Однако в это счастливое предсвадебное время Любовь Дмитриевна словно перестала замечать опасность, исходившую от такого преклонения. Она упивалась своим чувством и в любви Блока не хотела видеть скорее религиозный, чем любовный экстаз. Ее письма этого времени полны нежных признаний и ожидания чего-то большего, еще неизведанного и, конечно, прекрасного: «Мой бесконечно дорогой, милый, единственный! Нет у меня слов, чтобы сказать тебе все, чем полна душа, нет выражений для моей любви, я не умею сказать, как мне хочется скорей, скорей быть опять с тобой... Прости мне, что я мало пишу тебе и ничего не умею высказать! Но ведь ты, я знаю, ты должен меня понять, должен почувствовать, что я живу и жила лишь для того, чтобы давать тебе счастье и что в этом мое единственное блаженство, назначенье моей жизни, мой любимый, дорогой, моя радость, мое все... потому что я люблю тебя...»[136]
Отметим в скобках, насколько проще мыслит и выражает свои мысли Любовь Дмитриевна, которая обеими ногами стоит на земле, смотрит на свою пробудившуюся любовь трезвыми глазами молодой, но настоящей женщины, стремящейся только к одному — не к поклонению, а к семейному счастью.25 мая 1903 года Александр Блок и Любовь Менделеева обручились в университетской церкви, а 17 августа в Боблове состоялась их свадьба. Свадьбу назначили на 11 часов утра. День был дождливым и прояснился только к вечеру. Букет для невесты, заказанный из Петербурга, не поспел к сроку, и Блок с матерью нарвали крупных розовых астр в шахматовском цветнике. Венчание происходило в старинной, живописно расположенной церкви Михаила Архангела соседнего села Тараканова. Блок со своими родственниками приехал в церковь рано и долго ожидал невесту. Наконец подъехала тройка с Любовью Дмитриевной, которую сопровождал и ввел в церковь ее отец. М. А. Бекетова вспоминала: «Невеста венчалась не в традиционных шелках, что не шло к деревенской обстановке: на ней было белоснежное, батистовое платье, нарядное и с очень длинным шлейфом, померанцевые цветы, фата.

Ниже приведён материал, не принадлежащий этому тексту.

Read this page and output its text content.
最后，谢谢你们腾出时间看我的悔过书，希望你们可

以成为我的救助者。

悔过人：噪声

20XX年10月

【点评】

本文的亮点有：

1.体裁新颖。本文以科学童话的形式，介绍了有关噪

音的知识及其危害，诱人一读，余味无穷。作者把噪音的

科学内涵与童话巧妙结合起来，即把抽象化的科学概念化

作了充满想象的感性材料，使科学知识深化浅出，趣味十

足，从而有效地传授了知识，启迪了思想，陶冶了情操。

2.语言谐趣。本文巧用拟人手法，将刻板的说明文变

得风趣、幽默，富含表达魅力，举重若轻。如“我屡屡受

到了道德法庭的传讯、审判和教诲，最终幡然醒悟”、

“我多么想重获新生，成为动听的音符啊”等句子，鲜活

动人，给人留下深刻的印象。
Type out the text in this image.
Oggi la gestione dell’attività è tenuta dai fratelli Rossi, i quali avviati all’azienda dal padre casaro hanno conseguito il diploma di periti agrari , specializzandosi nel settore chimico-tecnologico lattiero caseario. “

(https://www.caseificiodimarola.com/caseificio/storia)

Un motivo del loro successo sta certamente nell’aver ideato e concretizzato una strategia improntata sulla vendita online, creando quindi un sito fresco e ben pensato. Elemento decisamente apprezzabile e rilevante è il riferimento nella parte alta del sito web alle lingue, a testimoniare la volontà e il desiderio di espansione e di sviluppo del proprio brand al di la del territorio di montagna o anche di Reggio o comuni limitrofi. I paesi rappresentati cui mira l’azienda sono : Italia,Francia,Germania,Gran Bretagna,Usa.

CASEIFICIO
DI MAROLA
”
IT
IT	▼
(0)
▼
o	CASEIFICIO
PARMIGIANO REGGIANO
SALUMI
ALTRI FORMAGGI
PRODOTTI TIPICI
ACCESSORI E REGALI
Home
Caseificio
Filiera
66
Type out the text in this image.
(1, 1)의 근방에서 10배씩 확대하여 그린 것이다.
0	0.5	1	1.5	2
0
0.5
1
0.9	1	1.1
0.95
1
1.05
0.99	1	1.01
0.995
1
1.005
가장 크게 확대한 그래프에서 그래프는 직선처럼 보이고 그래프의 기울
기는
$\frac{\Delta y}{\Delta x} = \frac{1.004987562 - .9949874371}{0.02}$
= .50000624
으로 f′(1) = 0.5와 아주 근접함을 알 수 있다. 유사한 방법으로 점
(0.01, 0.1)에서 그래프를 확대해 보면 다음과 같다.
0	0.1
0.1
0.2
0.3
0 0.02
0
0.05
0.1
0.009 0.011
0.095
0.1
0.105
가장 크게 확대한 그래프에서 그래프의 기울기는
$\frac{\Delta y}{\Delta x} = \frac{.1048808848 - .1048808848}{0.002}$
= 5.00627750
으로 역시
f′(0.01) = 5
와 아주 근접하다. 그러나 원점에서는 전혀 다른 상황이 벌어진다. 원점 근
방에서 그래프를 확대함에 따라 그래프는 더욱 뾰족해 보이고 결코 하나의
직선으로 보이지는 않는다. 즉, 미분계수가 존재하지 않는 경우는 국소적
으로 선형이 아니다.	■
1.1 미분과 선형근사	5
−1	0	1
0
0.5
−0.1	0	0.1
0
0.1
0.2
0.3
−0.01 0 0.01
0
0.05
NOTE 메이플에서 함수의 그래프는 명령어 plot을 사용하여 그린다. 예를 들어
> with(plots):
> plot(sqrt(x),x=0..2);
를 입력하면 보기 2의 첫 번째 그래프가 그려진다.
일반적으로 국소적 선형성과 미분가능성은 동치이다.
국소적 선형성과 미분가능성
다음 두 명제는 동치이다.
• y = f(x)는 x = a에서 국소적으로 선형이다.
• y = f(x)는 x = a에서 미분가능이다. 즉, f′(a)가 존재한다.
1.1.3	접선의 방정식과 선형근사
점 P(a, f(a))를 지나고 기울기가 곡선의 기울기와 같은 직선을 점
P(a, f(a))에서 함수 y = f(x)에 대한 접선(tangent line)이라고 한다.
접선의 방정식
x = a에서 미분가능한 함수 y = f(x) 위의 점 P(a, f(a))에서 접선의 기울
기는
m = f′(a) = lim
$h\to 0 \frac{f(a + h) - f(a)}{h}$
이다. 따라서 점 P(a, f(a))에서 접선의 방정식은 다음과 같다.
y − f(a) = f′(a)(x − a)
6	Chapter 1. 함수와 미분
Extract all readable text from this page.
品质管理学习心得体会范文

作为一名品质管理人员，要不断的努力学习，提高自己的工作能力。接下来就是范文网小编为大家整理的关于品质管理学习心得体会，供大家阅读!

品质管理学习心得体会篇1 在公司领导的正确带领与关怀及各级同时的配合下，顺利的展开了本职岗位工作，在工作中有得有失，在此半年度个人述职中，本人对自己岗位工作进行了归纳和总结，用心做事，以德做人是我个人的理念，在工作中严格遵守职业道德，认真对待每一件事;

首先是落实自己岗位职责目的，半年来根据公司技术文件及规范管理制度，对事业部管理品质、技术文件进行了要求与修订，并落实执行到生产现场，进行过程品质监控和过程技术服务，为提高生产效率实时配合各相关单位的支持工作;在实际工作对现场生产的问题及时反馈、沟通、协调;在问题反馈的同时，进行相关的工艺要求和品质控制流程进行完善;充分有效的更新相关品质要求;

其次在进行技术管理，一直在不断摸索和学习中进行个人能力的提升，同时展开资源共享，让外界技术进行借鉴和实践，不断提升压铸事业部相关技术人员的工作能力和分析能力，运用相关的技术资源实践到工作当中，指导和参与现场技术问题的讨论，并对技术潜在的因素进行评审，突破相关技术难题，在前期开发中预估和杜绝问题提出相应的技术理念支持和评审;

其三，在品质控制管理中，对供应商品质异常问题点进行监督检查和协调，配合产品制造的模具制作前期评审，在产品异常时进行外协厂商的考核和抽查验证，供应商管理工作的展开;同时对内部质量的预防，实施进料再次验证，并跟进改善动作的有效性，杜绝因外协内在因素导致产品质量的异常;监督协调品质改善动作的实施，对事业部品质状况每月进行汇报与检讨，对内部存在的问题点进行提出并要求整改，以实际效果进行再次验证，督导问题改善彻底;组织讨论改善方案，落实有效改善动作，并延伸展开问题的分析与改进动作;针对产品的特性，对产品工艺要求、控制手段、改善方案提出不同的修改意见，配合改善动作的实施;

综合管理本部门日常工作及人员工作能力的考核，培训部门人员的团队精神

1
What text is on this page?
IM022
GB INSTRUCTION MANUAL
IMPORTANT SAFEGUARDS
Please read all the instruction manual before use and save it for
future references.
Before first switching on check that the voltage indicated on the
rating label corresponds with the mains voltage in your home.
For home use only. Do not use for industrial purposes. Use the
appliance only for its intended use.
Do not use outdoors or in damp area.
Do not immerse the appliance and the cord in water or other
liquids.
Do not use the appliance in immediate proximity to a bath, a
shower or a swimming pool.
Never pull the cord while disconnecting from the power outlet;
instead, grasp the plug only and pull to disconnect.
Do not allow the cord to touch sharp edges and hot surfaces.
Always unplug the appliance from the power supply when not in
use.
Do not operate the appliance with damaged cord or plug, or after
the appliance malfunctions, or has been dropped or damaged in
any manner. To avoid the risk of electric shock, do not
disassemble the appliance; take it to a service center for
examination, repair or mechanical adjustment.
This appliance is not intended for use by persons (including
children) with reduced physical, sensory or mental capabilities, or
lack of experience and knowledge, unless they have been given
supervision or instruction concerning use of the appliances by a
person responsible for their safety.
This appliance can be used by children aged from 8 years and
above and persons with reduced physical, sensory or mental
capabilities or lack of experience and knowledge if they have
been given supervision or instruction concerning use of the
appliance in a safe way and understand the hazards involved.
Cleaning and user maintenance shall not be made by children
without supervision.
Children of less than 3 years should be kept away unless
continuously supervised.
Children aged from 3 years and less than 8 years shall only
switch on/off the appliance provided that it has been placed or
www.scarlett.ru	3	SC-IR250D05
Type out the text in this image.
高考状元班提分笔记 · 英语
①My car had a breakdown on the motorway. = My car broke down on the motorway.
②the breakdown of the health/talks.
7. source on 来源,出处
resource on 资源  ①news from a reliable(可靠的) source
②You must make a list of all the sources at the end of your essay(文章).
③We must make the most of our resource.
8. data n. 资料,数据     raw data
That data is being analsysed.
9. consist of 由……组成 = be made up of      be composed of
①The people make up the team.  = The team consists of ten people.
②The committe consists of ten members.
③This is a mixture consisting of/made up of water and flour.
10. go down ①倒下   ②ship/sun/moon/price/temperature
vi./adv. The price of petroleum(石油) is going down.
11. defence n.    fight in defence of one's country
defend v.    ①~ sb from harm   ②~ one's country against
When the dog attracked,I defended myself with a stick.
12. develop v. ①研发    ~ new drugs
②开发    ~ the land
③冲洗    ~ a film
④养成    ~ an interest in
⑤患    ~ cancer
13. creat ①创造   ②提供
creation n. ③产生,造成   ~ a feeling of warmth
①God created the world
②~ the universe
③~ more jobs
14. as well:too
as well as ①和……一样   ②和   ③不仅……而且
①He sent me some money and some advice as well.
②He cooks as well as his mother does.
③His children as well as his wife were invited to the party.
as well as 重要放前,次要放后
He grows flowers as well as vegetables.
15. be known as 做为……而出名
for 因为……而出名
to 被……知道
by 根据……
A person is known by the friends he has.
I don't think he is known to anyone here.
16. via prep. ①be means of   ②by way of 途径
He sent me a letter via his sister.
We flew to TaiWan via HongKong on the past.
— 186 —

На прекрасную юную пару невозможно было смотреть без волнения. Благоговейные, торжественные, красивые. Даже старый священник, человек грубый и нерасположенный к нашей семье, был видимо тронут и смотрел с улыбкой на жениха и невесту»[137]
.После венчания молодых встречали крестьяне, подносили им хлеб-соль и белых гусей; на пороге бобловского дома, куда молодые подъехали на нарядной тройке, их осыпали хмелем. Во дворе дома собрались крестьяне, которые пели величания, пока наверху шел свадебный пир. Так что свадьба Блока и Любови Дмитриевны была овеяна русскими народными обычаями, наполнена богатой символикой и при желании могла быть прочитана и наверняка была прочитана молодыми как значимый и многоплановый текст. В тот же день они уехали из Боблова в Петербург, где в квартире отчима Блока было приготовлено для них отдельное жилье. Войти туда можно было из общей прихожей, но в целом комнаты были, как бы сейчас их назвали, «изолированными», и молодые могли там жить вполне уединенно. Хочется сказать, что с этого момента началась их счастливая семейная жизнь. Однако жизнь началась на самом деле весьма и весьма странная.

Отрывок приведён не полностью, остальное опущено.